In my career, about two-thirds of that time I was making something more like a tool than a solution. For Droplets and Atalasoft, it was developer SDKs and for Trello/Atlassian, it was a productivity tool. Our customers used our software to build things. I feel like I did my best work during those times and enjoyed it the most. So, one of the things I am trying to do in 2025 is get back into tool making.
My inspiration is what I’ve called the Great Works of Software and the Great Works of Software Poetry. All of the works I cited in those articles were tools that the authors were using to make something else. I also noticed (after the fact) that 5 of the 7 works I cited were made to help publish writing: TeX, HTML, VisiCalc (for business cases), Markdown, and WikiWikiWeb. Other “great works” like Postscript, PDF, and Alan Kay’s Dynabook concept are also along these lines.

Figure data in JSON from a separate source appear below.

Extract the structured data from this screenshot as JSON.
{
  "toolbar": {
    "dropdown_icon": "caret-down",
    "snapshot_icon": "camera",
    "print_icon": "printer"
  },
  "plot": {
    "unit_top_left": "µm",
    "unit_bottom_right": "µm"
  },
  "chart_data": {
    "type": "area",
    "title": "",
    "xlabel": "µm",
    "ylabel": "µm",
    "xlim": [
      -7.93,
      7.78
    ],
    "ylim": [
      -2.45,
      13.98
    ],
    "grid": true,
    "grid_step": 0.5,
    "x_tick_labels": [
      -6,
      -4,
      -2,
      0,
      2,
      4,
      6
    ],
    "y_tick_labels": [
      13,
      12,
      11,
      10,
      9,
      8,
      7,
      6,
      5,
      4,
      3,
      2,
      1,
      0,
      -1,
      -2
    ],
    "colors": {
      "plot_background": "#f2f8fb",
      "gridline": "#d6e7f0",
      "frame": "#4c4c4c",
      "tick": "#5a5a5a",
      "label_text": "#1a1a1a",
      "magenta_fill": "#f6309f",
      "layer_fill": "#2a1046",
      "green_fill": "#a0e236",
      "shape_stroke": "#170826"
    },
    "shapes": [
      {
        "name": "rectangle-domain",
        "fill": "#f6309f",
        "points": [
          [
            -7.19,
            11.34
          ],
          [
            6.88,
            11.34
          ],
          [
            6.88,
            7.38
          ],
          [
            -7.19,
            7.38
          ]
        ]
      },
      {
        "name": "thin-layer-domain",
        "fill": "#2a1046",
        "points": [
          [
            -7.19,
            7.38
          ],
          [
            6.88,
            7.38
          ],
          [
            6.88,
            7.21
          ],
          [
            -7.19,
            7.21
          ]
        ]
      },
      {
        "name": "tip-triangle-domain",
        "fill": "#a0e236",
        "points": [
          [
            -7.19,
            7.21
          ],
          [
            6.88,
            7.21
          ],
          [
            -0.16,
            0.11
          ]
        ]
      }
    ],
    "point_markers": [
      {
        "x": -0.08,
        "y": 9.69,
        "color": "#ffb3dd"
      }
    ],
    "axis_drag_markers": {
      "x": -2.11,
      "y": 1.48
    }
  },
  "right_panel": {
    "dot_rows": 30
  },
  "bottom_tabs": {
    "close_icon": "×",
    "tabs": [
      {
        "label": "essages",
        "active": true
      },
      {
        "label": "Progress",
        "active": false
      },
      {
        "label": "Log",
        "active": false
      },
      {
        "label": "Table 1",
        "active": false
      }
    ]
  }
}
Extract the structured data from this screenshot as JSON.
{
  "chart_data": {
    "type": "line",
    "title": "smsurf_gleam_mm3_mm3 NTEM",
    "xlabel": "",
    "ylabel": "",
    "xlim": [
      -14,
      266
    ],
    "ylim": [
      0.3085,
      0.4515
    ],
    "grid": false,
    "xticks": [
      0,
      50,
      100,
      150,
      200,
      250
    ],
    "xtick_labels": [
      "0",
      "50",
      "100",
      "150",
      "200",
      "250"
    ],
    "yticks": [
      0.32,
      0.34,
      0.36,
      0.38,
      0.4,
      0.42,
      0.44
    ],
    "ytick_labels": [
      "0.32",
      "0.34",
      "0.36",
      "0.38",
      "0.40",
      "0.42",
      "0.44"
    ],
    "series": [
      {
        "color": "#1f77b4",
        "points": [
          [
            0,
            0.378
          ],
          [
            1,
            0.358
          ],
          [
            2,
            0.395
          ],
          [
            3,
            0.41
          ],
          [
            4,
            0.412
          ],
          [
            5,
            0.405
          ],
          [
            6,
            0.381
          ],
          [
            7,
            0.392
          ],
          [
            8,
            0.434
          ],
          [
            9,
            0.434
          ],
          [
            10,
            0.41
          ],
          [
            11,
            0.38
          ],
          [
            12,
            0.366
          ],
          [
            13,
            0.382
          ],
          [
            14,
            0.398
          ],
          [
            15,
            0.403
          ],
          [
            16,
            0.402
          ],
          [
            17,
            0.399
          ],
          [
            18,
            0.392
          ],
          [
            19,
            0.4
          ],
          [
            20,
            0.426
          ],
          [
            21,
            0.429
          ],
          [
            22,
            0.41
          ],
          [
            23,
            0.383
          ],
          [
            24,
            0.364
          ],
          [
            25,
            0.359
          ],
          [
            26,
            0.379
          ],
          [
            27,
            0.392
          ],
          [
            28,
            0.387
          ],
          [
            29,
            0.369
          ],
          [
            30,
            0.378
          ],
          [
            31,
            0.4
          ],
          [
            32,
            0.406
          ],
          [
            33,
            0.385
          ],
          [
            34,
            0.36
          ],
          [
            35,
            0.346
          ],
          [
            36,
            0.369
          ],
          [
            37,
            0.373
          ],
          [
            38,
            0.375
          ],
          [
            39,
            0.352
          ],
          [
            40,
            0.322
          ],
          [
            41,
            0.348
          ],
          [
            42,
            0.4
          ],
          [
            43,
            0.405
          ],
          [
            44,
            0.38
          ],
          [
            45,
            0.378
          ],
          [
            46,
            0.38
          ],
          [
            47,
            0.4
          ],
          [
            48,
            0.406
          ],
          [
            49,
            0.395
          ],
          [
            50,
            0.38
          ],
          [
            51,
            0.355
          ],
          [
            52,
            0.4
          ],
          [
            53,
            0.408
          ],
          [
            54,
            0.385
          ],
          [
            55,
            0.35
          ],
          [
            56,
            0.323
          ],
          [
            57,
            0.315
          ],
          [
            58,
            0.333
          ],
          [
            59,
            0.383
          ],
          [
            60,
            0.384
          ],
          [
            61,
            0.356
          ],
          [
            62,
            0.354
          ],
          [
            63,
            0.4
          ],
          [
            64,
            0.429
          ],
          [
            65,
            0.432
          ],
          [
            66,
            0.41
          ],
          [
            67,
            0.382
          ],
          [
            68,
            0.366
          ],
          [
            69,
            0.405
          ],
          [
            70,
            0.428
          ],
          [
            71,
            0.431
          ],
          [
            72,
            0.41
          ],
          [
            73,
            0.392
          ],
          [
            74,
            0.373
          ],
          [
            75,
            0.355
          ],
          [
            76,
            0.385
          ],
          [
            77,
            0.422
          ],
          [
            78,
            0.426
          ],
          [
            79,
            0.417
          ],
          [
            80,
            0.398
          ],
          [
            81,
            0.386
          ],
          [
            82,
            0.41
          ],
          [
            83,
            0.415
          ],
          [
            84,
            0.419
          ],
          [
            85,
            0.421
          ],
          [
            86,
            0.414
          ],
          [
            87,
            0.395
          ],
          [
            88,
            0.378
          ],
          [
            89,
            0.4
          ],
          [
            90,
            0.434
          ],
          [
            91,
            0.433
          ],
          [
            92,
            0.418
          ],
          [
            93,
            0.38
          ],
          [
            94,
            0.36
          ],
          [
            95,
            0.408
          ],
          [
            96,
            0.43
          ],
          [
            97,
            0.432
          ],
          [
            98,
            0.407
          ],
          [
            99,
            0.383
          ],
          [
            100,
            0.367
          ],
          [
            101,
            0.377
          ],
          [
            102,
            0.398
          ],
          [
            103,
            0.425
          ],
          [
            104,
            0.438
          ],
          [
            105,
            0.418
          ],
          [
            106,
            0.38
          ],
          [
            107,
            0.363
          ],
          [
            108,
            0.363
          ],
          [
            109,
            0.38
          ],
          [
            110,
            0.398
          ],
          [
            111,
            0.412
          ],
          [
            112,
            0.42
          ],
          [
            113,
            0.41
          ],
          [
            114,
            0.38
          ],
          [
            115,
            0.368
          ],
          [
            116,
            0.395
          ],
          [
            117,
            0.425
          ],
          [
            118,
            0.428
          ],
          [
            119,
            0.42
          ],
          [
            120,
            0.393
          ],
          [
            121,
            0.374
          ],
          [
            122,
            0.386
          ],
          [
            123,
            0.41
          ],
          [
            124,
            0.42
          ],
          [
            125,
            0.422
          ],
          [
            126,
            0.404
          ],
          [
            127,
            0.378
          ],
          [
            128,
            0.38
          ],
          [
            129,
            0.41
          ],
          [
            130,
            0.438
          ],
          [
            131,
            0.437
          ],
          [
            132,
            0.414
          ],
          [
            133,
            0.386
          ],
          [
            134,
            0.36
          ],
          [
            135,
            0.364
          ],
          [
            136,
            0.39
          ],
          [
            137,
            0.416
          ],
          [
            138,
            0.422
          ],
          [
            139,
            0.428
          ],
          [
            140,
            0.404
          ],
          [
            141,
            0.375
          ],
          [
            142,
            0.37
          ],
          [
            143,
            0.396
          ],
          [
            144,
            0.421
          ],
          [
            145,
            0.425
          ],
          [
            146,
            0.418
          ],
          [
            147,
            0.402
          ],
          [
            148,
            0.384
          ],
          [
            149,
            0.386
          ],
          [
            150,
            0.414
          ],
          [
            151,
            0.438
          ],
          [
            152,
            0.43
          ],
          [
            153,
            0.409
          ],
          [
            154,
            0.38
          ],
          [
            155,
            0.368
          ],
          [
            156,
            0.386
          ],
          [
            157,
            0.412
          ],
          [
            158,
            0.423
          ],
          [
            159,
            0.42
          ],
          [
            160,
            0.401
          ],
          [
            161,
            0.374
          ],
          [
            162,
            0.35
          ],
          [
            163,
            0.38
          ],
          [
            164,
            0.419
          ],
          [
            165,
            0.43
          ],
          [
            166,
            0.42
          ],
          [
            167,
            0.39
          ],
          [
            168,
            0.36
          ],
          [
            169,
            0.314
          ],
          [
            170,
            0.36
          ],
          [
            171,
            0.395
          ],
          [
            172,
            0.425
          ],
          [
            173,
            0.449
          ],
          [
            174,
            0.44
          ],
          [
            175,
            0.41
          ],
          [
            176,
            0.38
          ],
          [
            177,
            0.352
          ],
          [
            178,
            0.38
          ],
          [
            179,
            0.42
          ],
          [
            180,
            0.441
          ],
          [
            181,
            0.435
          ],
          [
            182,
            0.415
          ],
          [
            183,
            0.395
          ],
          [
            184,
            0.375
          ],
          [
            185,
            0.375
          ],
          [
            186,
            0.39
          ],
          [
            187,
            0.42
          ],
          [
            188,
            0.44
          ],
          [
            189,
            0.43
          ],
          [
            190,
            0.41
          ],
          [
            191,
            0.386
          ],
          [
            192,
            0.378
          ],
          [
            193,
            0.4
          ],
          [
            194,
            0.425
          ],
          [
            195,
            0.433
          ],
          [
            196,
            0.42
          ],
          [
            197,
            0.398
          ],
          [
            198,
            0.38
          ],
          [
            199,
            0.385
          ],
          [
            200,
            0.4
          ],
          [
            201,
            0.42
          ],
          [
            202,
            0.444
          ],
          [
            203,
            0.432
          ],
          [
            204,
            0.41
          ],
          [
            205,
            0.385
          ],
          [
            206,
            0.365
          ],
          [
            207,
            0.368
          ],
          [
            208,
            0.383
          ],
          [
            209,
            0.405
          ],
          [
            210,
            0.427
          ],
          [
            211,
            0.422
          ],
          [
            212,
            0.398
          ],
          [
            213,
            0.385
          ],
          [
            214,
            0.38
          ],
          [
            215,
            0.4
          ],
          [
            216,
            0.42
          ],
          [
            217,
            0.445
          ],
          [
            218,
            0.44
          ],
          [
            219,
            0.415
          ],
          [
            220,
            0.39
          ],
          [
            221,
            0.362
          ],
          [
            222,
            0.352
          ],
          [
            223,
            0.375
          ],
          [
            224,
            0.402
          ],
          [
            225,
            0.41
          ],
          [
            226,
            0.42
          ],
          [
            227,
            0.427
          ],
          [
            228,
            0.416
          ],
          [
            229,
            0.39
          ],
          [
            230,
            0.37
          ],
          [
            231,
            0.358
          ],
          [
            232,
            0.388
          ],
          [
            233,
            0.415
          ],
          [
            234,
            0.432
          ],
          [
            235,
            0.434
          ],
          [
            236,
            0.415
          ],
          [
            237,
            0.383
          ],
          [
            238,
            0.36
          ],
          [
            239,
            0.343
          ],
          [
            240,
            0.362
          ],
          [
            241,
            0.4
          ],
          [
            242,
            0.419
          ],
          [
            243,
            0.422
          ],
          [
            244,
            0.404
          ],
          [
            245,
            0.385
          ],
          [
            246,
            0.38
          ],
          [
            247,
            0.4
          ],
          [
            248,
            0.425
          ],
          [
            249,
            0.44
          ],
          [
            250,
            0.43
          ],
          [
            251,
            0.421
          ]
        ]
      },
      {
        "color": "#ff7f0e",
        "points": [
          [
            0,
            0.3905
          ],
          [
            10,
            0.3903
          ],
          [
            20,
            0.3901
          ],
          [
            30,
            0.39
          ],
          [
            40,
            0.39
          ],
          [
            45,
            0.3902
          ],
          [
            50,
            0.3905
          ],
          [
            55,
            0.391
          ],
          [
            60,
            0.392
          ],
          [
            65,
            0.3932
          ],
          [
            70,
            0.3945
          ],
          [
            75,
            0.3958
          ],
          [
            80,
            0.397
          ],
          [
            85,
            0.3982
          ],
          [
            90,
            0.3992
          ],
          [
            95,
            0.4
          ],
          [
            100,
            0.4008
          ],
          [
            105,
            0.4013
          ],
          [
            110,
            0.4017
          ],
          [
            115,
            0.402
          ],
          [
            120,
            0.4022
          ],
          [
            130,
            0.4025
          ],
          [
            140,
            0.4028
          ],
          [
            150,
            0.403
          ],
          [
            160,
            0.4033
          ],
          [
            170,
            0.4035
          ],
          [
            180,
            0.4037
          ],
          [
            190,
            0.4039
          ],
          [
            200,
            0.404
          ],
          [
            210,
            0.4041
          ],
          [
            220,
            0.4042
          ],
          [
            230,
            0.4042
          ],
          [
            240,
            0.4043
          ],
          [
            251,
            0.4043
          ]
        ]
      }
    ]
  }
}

So, perhaps I should be looking at my own publishing aspirations. I did that a couple of years ago when I made Page-o-Mat to make a custom journal. All of the updates to it have been driven by what I wanted in my journals. I had to make it because I felt true friction with existing tools. I could have made my journal in a word processor, but the repetitive nature of the journal pages calls for a programming language.
The pattern of creating a programming language for creating documents seems to come up often. Aside from coming up with words, all of the rest is a pain and ripe for automation, from layout to distribution. Coming up with words is also a pain, but that’s a part I want to do.